Most Kiwis are familiar with the term 'Scarfies”, probably for all the wrong reasons.
The term refers of course to students of Otago University and is possibly one of endearment only to the students. The community around Dunedin's world-famous university brace themselves annually for the fresh intake of young people, most of whom will become part of the culture at Otago University.
It's this culture that has been given so much negative attention in the press and it's easy to see why; a lot of it is entrenched in a vortex of drinking and disorderly behaviour.
According to Aaron Thomson, director of Student Life, there are three main reasons for this. Firstly, 85% of students are not residents of Dunedin or New Zealand and therefore, have no connection to their new community. Secondly, students congregate in a small area known as “the ghetto” which is where all their housing is located. Thirdly, most students don't have a car so they consequently hang out together and drink.
Mr Thomson says that the majority of students miss out on visiting some amazing places in and around Dunedin because they get trapped in this unhealthy culture of the ghetto. He says, “Student life is different to what the university would have them be involved in.”
It is out of this malaise that the idea of the Scarfie Card was born. As part of his role on campus, Thomson delivers a presentation to the students about the problem of alcohol, but he can now also offer a solution.
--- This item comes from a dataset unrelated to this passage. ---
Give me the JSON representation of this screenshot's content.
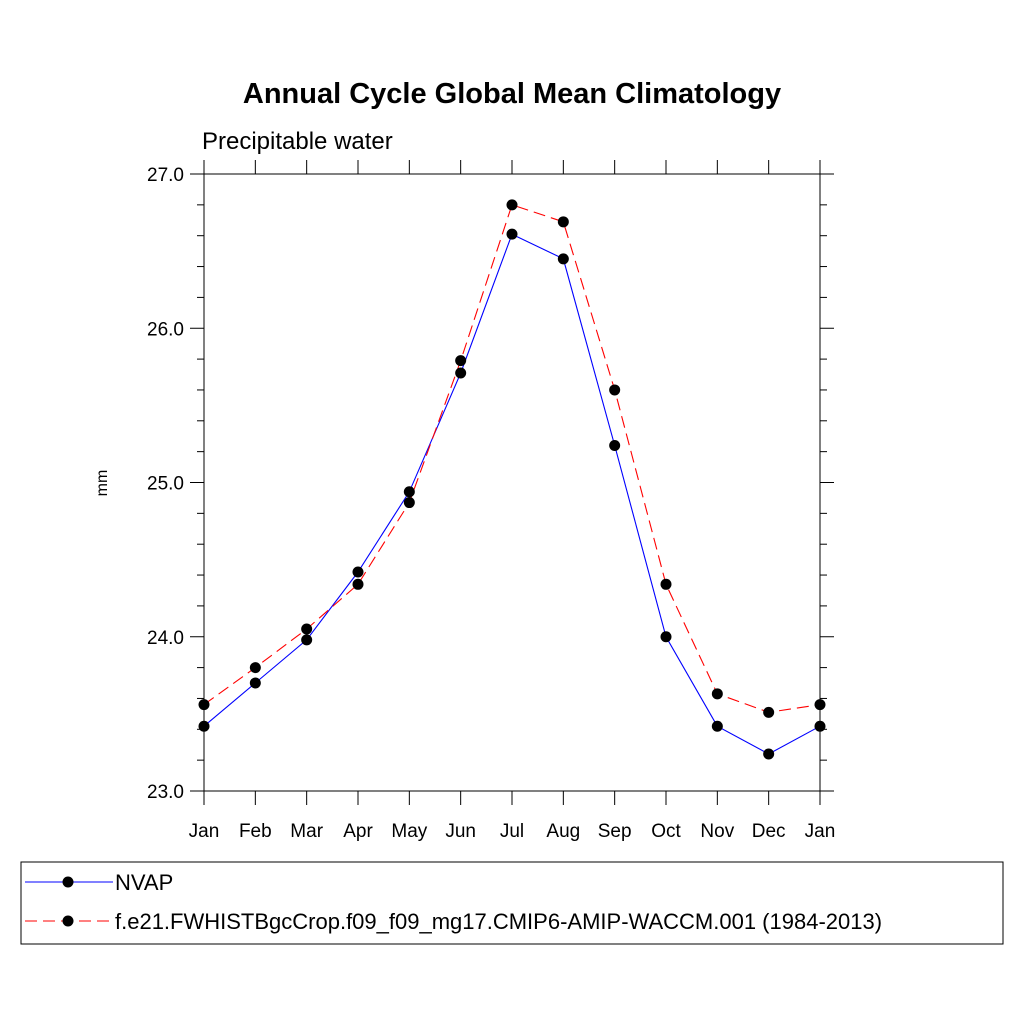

Like playing cards, there are 52 Scarfie Cards in a deck which will be given to students, free of charge. Each card showcases the beauty of Dunedin, giving students ideas of places to explore or where they can go for adventure.
The scheme is managed through a website, www.scarfiecard.co.nz and attracts two groups of people; residents who have a list of things they need help with, and students who are looking for volunteering opportunities. The catch line of the website is “Volunteering Made Simple”.
The website is a platform to create a meaningful connection between the university's 22,000 students and the 100,000 residents. It's a partnership between Student Life, Otago University Students' Association and the Dunedin City Council. Students can choose online, the task they wish to be involved in and when they would like to carry it out. They build up points for the number of hours volunteered and these can be cashed in for rewards, like ski passes and concert tickets, provided by the sponsors.
Students also build an online profile which provides feedback on their work standards. This can then be included in their employment application giving students an edge when entering the very competitive job market.
Mr Thomson says, “The scheme aims to address the disconnect on several levels, including the reputation students have of smashing and demolishing the place. We need to facilitate the opportunity to create respect between scarfies and residents.” He adds that students are less likely to cause damage when they understand that this is the residents' “home turf.”
The scheme's pilot will be launched during the university's first ten weeks, commencing with Orientation, or O week and will not be promoted as an alternative to alcohol. Rather, it will be promoted as a way of connecting with locals. The pilot will involve 500 Castle Street residents and two residential colleges, partnering with Age Concern as well as the North East Valley Project, to provide tasks.
The Scarfie Cards initiative has been very well received by Otago University who is helping fund part of the scheme as they feel it helps provide a good message to potential students.